Late in the Crown’s oral submissions, the learned prosecutor, recognising it seems the weakness of the Crown’s position, sought to resile from his written concession that the evidence could not sustain a finding that the accused had intentionally answered his mobile phone. He indicated that he would now be prepared to argue the exact opposite.
The new case thus presented would have been based, at least in part, upon an allegation that the accused had lied to the police when he denied having answered the phone. Presumably, the Crown would then argue that he had thereby demonstrated a consciousness of guilt.
That was a remarkable change of position on the part of the Crown.
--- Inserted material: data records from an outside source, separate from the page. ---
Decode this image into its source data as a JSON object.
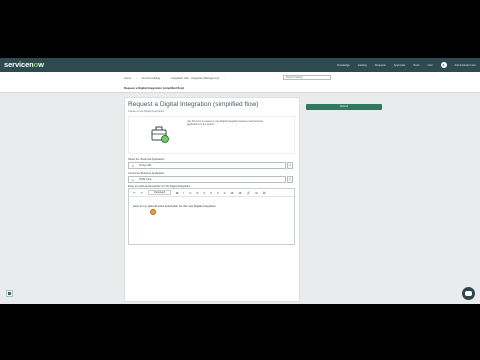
{
  "brand": {
    "name_prefix": "servicen",
    "name_o": "o",
    "name_suffix": "w"
  },
  "topnav": {
    "items": [
      "Knowledge",
      "Catalog",
      "Requests",
      "Approvals",
      "Tours",
      "Cart"
    ],
    "avatar_initial": "A",
    "user_name": "Administrator User"
  },
  "breadcrumbs": [
    "Home",
    "Service Catalog",
    "Integration Hub - Integration Management"
  ],
  "search": {
    "placeholder": "Search Catalog"
  },
  "page_title_small": "Request a Digital Integration (simplified flow)",
  "form": {
    "title": "Request a Digital Integration (simplified flow)",
    "subtitle": "Create a new Digital Integration",
    "hero_text": "Use this form to request a new Digital Integration between two business applications in the system.",
    "field1_label": "Select the Technical Application",
    "field1_value": "Vinsys HR",
    "field2_label": "Consumer Business Application",
    "field2_value": "ITSM Core",
    "field3_label": "Enter an optional description for this Digital Integration",
    "toolbar": {
      "undo": "↶",
      "redo": "↷",
      "paragraph": "Paragraph",
      "buttons": [
        "B",
        "I",
        "U",
        "S",
        "≡",
        "≡",
        "≡",
        "≡",
        "≔",
        "≔",
        "🔗",
        "⊞",
        "⌘"
      ]
    },
    "editor_text": "Here is my optional extra description for this new Digital Integration"
  },
  "submit_label": "Submit",
  "colors": {
    "nav": "#2e4a4f",
    "accent": "#62d84e",
    "submit": "#2e7a5f"
  },
  "icons": [
    "briefcase-icon",
    "chat-icon",
    "search-icon",
    "chevron-right-icon"
  ]
}
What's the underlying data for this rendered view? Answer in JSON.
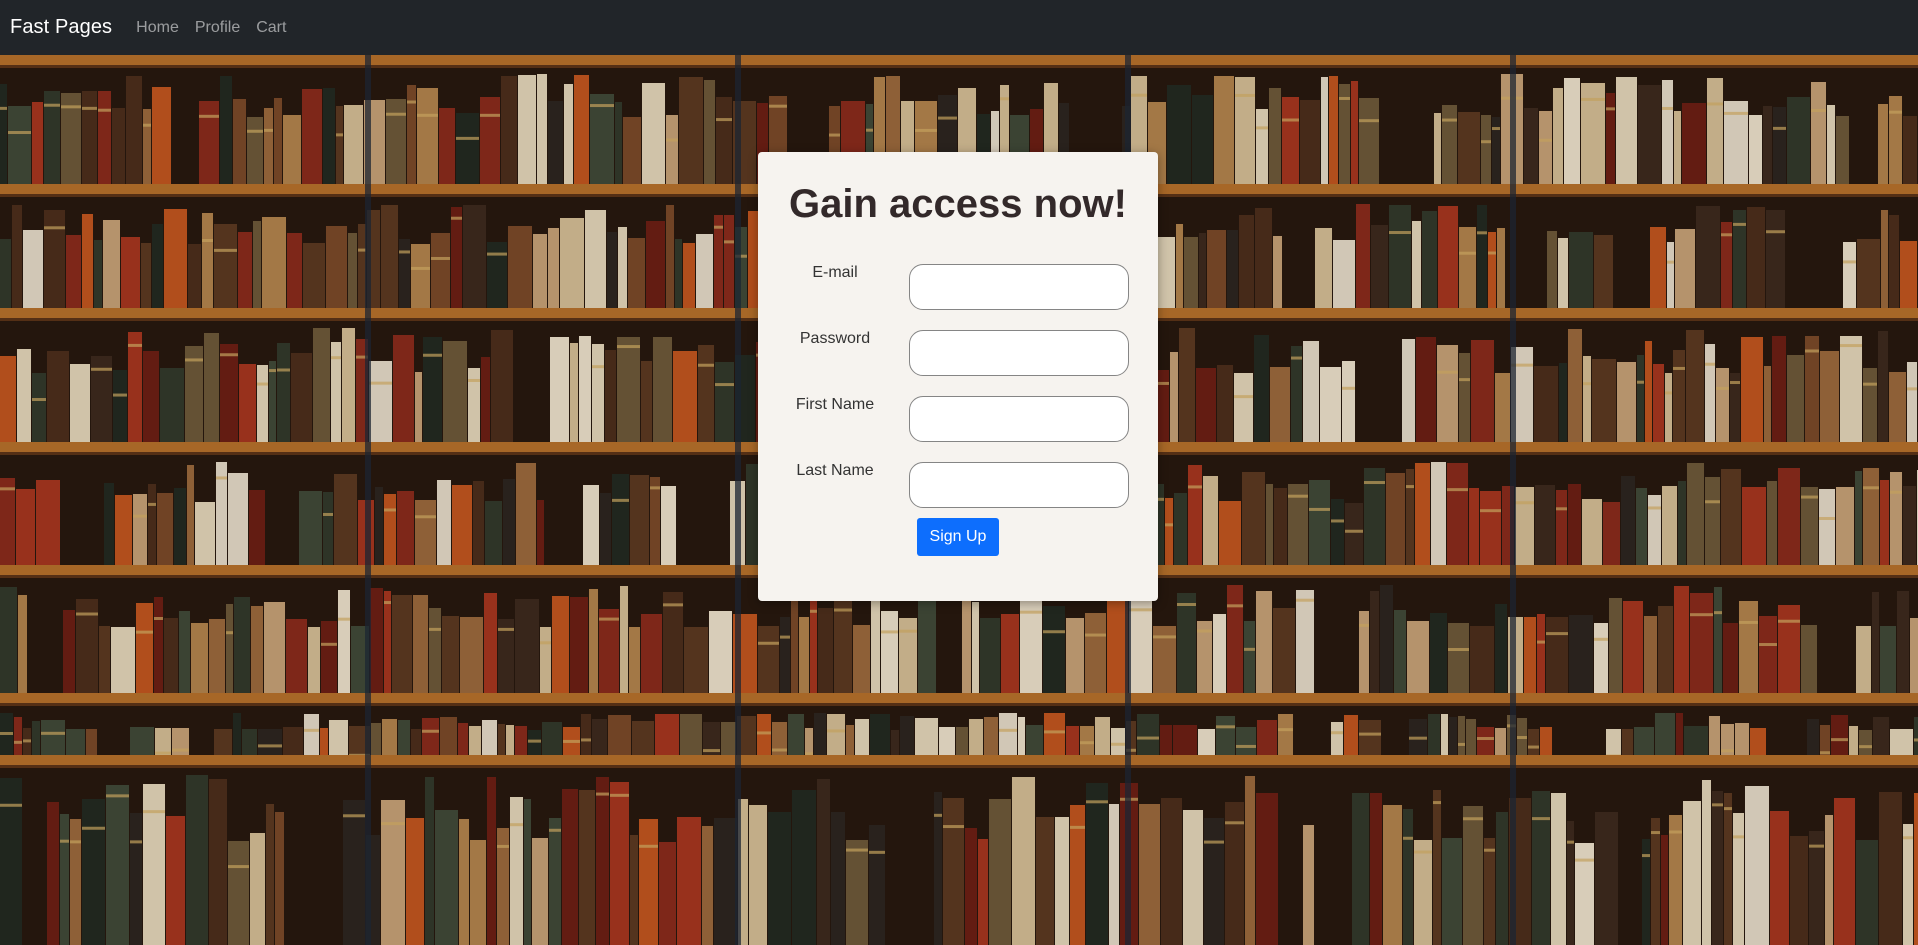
{
  "navbar": {
    "brand": "Fast Pages",
    "links": [
      "Home",
      "Profile",
      "Cart"
    ]
  },
  "signup": {
    "title": "Gain access now!",
    "fields": [
      {
        "label": "E-mail",
        "value": "",
        "placeholder": ""
      },
      {
        "label": "Password",
        "value": "",
        "placeholder": ""
      },
      {
        "label": "First Name",
        "value": "",
        "placeholder": ""
      },
      {
        "label": "Last Name",
        "value": "",
        "placeholder": ""
      }
    ],
    "submit_label": "Sign Up"
  },
  "colors": {
    "navbar_bg": "#212529",
    "card_bg": "#f6f3ef",
    "primary_button": "#0d6efd"
  }
}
A carefully considered submission, prepared in writing well in advance of the trial, that it would not be open to the jury to come to a particular conclusion was to be withdrawn, and replaced by a submission to the exact contrary. Plainly, this would have resulted in serious prejudice to the defence, who were understandably unprepared to meet what would then have been a very different case. Allowing the Crown to depart from its considered opening would almost certainly have necessitated a lengthy adjournment of the trial. That would have been unfair to the accused, as well as the many witnesses who were to be called. More importantly, perhaps, it would have entailed permitting the Crown to embark upon a course that had little ultimate chance of influencing the jury, and was based upon a degree of speculation and conjecture.
For the reasons set out above, I ruled that no evidence ought to be led regarding Mr Clark’s call to the accused’s mobile phone, or to its having been ostensibly “answered”. However, at the request of the prosecutor, I reserved to the Crown the right to apply to cross-examine the accused as to credit, if he ultimately gave evidence, in relation to the answers he gave to the police regarding the mobile phone connection.